Mais des soucis de dépôt de bilan existaient déjà bien auparavant. Depuis quatre ans, cette ancienne filiale de General Motors est en difficulté financière. Même si la maison mère a pu sortir du
régime de faillite sous lequel elle a été placée en octobre 2005, les derniers rebondissements inquiètent. «Même si la question du personnel n'a pas encore pu être abordée aujourd'hui, faute de
détails sur le fonctionnement général de l'entreprise, ce sera pour nous la priorité absolue», assure Jean-Claude Bernardini. À la sortie de la faillite, le 8 octobre dernier, les soupirs de
soulagement ne se faisaient pas longtemps attendre. Delphi était tombé dans les mains de nouveaux actionnaires, dont en partie celles de General Motors et de différents fonds financiers. Ce
serait surtout ces fonds financiers qui posent problème, comme l'évoque Jean-Claude Bernardini : «Ils rachètent des parts dans l'industrie et ils y remplacent la mentalité de production par leur
mentalitéfinancière.»
Question du personnel pas encore entamée
La locale luxembourgeoise de Delphi n'est pas productrice, elle est spécialisée dans la recherche et le développement. Les 720 salariés sont des personnes qualifiées, la plupart d'entre eux sont
des techniciens ou des ingénieurs. Qu'ils puissent garder leur emploi à la fin de l'année ou pas, cela dépendra du déroulement futur des négociations. «Ce qui est clair, c'est que Delphi prévoit
toujours de licencier, ce sera à nous de trouver une solution pour limiter les dégâts avec les représentants de la direction», avance Jean-Claude Bernardini qui ajoute : «Évidemment, dans
l'idéal, aucun salarié ne devrait perdre son travail, mais pour arriver à cela, nous aurions besoin d'un support légal.» Dans la réunion d'hier, direction et syndicats ont fixé un agenda de huit
rendez-vous afin de garantir l'avancée des négociations. Les syndicats ont également interrogé l'entreprise sur ses projets pour 2010. Si l'entreprise s'engage par exemple avec ses produits dans
la «technologie verte», à savoir dans l'augmentation de l'économie de pétrole dans le secteur ainsi que dans la réduction des émissions, il n'est pas sûr que l'avancée de ces projets puisse
représenter un brin d'espoir pour les 110 salariés menacés de licenciement.
Pour l'instant, les réponses aux questions techniques abordées hier devront être connues dans les prochains jours. Ce matin, une nouvelle rencontre entre les délégations syndicales et la
direction est prévue. Le destin du personnel sera le sujet de réunions ultérieures.
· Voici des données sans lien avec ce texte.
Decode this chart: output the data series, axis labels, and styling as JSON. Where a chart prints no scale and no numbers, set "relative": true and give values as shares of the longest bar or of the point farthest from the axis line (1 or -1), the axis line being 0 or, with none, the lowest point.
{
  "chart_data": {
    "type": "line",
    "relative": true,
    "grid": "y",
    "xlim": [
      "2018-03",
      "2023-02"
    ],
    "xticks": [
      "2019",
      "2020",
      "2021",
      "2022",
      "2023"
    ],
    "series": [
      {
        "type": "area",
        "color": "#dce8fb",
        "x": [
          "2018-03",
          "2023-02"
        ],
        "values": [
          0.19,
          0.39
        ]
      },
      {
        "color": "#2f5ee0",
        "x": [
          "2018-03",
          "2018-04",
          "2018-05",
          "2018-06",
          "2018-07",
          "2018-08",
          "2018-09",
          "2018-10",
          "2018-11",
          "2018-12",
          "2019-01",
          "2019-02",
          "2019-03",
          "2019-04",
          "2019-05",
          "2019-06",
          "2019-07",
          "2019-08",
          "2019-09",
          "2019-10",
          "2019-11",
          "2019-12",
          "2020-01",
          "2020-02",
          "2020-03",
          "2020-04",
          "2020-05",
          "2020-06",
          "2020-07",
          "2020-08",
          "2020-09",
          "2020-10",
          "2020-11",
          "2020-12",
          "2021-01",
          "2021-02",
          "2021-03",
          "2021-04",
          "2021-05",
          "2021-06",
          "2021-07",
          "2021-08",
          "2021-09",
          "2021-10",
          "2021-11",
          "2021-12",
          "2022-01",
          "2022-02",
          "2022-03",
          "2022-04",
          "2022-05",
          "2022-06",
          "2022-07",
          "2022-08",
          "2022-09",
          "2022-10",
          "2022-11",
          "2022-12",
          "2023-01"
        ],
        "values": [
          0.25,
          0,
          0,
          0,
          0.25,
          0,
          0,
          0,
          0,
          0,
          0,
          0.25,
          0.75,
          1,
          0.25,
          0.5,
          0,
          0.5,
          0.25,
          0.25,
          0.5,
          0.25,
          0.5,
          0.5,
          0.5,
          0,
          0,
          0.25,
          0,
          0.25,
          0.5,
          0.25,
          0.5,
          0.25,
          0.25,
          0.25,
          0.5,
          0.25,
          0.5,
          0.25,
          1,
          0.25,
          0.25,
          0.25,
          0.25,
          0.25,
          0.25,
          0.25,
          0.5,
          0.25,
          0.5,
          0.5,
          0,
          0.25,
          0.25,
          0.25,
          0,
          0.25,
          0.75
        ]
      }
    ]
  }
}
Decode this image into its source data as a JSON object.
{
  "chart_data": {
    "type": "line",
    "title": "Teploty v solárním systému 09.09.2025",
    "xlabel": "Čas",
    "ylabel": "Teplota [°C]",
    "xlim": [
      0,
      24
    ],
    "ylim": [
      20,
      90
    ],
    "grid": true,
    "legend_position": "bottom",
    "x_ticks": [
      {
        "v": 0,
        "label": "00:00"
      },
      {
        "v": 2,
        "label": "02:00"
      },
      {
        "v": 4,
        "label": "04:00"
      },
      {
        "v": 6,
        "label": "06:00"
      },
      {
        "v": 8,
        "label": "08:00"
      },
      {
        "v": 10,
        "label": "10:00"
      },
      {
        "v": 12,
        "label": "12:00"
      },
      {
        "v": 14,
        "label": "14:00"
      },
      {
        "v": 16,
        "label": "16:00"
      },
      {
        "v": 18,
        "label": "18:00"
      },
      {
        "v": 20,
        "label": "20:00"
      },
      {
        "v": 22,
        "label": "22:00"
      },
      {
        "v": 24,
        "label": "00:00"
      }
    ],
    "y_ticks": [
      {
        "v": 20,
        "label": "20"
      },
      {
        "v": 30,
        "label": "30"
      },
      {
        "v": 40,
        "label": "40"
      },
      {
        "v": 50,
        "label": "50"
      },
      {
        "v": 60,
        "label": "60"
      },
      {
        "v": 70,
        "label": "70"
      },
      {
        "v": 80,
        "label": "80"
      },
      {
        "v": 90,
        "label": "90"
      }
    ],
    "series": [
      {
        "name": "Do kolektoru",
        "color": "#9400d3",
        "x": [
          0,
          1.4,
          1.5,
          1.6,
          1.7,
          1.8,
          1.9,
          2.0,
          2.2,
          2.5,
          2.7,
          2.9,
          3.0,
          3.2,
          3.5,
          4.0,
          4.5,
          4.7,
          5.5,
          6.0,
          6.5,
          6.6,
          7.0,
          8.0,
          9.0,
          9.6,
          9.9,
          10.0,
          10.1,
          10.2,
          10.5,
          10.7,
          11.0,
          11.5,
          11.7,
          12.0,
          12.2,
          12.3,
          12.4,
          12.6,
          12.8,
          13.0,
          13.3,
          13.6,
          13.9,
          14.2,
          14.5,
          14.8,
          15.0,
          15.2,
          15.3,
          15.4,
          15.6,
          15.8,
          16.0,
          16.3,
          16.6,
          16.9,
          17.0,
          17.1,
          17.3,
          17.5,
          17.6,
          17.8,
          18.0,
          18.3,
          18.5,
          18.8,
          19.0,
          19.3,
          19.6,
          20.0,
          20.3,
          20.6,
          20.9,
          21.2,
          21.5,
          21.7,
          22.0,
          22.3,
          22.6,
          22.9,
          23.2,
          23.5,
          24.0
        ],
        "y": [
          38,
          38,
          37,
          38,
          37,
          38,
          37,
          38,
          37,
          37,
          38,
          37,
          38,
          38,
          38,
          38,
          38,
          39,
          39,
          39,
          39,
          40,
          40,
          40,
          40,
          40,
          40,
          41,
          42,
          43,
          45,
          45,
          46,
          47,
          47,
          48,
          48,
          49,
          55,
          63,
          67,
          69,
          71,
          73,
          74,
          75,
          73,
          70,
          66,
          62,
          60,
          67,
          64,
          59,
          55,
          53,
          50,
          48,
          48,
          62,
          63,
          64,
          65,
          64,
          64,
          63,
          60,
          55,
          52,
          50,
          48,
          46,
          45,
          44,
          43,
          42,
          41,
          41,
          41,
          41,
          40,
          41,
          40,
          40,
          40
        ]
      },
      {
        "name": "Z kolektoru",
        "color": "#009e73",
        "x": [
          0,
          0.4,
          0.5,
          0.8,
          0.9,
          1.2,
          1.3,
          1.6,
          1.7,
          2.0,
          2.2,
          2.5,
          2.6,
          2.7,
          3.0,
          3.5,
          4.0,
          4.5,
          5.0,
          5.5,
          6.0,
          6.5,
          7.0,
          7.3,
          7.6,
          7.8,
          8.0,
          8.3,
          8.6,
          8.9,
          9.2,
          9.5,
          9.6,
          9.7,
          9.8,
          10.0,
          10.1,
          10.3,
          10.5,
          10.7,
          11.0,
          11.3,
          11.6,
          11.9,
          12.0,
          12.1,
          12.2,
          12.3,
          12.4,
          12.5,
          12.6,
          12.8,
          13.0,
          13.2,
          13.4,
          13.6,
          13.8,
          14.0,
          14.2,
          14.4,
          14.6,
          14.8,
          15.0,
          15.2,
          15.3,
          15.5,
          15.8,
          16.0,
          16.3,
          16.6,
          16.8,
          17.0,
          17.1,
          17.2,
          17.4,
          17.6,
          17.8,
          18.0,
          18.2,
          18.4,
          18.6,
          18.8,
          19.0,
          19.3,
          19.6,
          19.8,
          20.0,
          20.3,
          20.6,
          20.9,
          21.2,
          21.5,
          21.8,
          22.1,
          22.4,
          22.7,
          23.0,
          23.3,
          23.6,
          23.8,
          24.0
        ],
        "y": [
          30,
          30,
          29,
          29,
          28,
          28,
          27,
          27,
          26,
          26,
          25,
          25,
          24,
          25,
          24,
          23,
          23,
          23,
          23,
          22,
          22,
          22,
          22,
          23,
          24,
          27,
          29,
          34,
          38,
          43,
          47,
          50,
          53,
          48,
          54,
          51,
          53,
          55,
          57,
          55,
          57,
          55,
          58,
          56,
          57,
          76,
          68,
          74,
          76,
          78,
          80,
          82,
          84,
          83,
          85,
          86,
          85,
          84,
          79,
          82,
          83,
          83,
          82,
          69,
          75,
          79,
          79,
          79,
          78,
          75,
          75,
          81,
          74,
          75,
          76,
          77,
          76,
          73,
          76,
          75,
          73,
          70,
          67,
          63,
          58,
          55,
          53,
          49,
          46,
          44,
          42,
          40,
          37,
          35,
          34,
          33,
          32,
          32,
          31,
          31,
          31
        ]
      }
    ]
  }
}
En tout cas, pour l'instant, le siège de Delphi à Bascharage baigne encore dans le calme. «Le cas de Delphi ne
peut pas être comparé à un cas comme Villeroy&Boch. Même si tous les départements de l'entreprise sont touchés par la menace du licenciement, les salariés gardent encore leur sang-froid»,
explique Jean-Claude Bernardini. Reste à attendre si le calme se prolongera dans les prochaines semaines voire jusqu'à la fin de l'année.